М.В. Лентовский | страница 37
И они пешком шли из Петровского парка.
– Землю под ногами чувствую! Землю! – весело говорил Лентовский, весело постукивая на ходу сапогами с высокими каблуками.
И сколько проектов родилось в красивой голове Лентовского в этот теплый летний вечер, этой дорогой из Петровского парка. Сезон оперы летом.
Зимой – за народный театр! Поставить то! Устроить так! На следующее лето – сад, другой – для народа. Это был человек увлекавший и увлекавшийся.
XVIII
Открытие «Чикаго» [161] напомнило самые триумфальные дни «Эрмитажа».
«Вся Москва» переполнила «волшебством созданный сад».
А когда вспыхнула действительно иллюминация, – весь сад огласился аплодисментами.
– Был маг и волшебник, – магом и волшебником и остался.
В театре шел «Трубадур» [162] в превосходном составе.
Но публика требовала не артистов.
– Лентовского!

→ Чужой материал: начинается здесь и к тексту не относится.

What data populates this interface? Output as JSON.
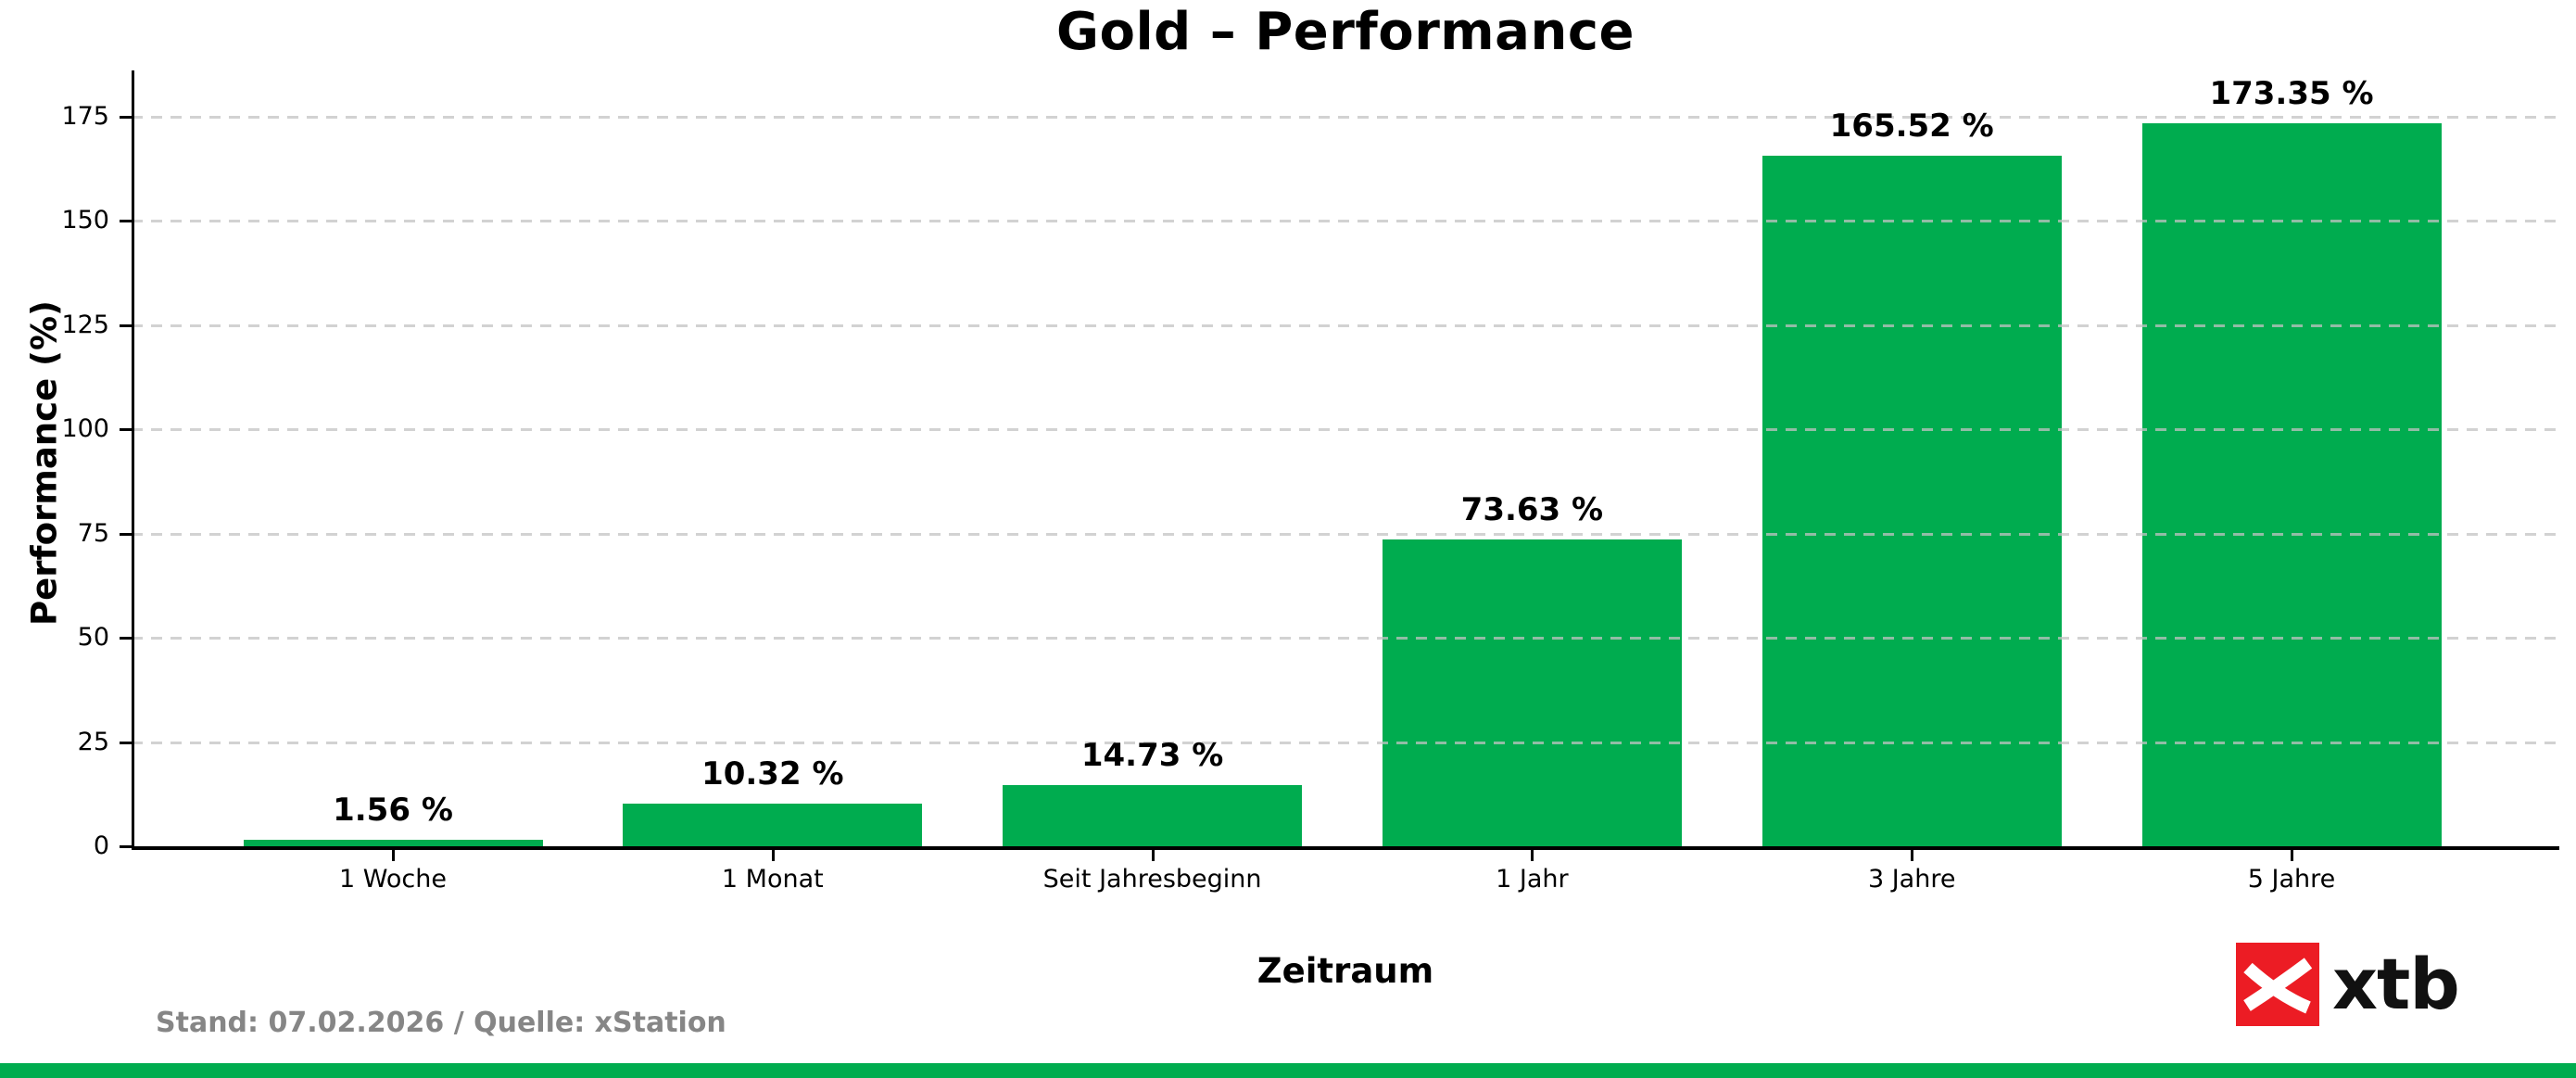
{
  "chart_data": {
    "type": "bar",
    "title": "Gold – Performance",
    "xlabel": "Zeitraum",
    "ylabel": "Performance (%)",
    "categories": [
      "1 Woche",
      "1 Monat",
      "Seit Jahresbeginn",
      "1 Jahr",
      "3 Jahre",
      "5 Jahre"
    ],
    "values": [
      1.56,
      10.32,
      14.73,
      73.63,
      165.52,
      173.35
    ],
    "value_labels": [
      "1.56 %",
      "10.32 %",
      "14.73 %",
      "73.63 %",
      "165.52 %",
      "173.35 %"
    ],
    "yticks": [
      0,
      25,
      50,
      75,
      100,
      125,
      150,
      175
    ],
    "ylim": [
      0,
      186
    ],
    "grid": "horizontal-dashed",
    "legend": "none",
    "bar_color": "#00AC4F"
  },
  "footer": {
    "source_note": "Stand: 07.02.2026 / Quelle: xStation"
  },
  "logo": {
    "text": "xtb",
    "mark": "xtb-x-icon",
    "red": "#EC1C24"
  },
  "colors": {
    "bar_green": "#00AC4F",
    "accent_strip": "#00AC4F",
    "grid_gray": "#C3C3C3",
    "footer_gray": "#868686",
    "axis_black": "#000000"
  }
}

Лентовского!
И когда он появился на сцене… В рабочей белой поддевке. Развел руками. И наклонил свою седую голову.
С_л_о_в_н_о:
– Судите. Сделал, что мог.
Он был художником красивого жеста!
Тогда в зале поднялось настоящее безумие.
Публика не отпускала со сцены Лентовского.
Бросали цветы.
Махали платками.
Кричали:
– Браво, Михаил Валентинович! Браво!
Его душили рыдания.
В публике многие плакали от волнения.
Московское что-то воскресало!
В саду Лентовскому не давали прохода. Его окружили. Ему аплодировали, как «в дни Эрмитажа».
Незнакомые люди останавливали его, протискивались к нему, жали ему руку.
У всех была одна фраза:
– Будьте прежним Михаилом Валентиновичем! Будьте прежним Лентовским!
За столиками рекой лилось шампанское.
Слышалось:
– Лентовский! У_р_а!
Москва кутила, празднуя «возрождение» своего Лентовского. Москва вознаграждала его за все пережитые невзгоды и страдания.
Контора была завалена телеграммами. Артисты, служившие у Лентовского, товарищи, отсутствующие друзья приветствовали его «возрождение».
Все пожелания, все поздравления кончались словами:
– Будьте прежним Лентовским!
Казалось, над «маленьким театральным Наполеоном загорается солнце Аустерлица[163]».
Но…
Если все, старомосковское, порядочное спряталось куда-то под новым, холодным, чуждым веянием наступившего «ледяного периода», – все низкое, все лакействующее, все готовое претерпеть какое угодно угнетение, все холуйствующее выползало откуда-то, подняло голову, протягивало свои грязные лапы:
– Теперь нам житье! Наше время!
Появились какие-то вчерашние лакеи, выгнанные распорядители из вертепов, содержатели веселых домов…
Да, да! В числе новых претендентов на антрепренерство имелся даже содержатель самого известного в Москве публичного дома!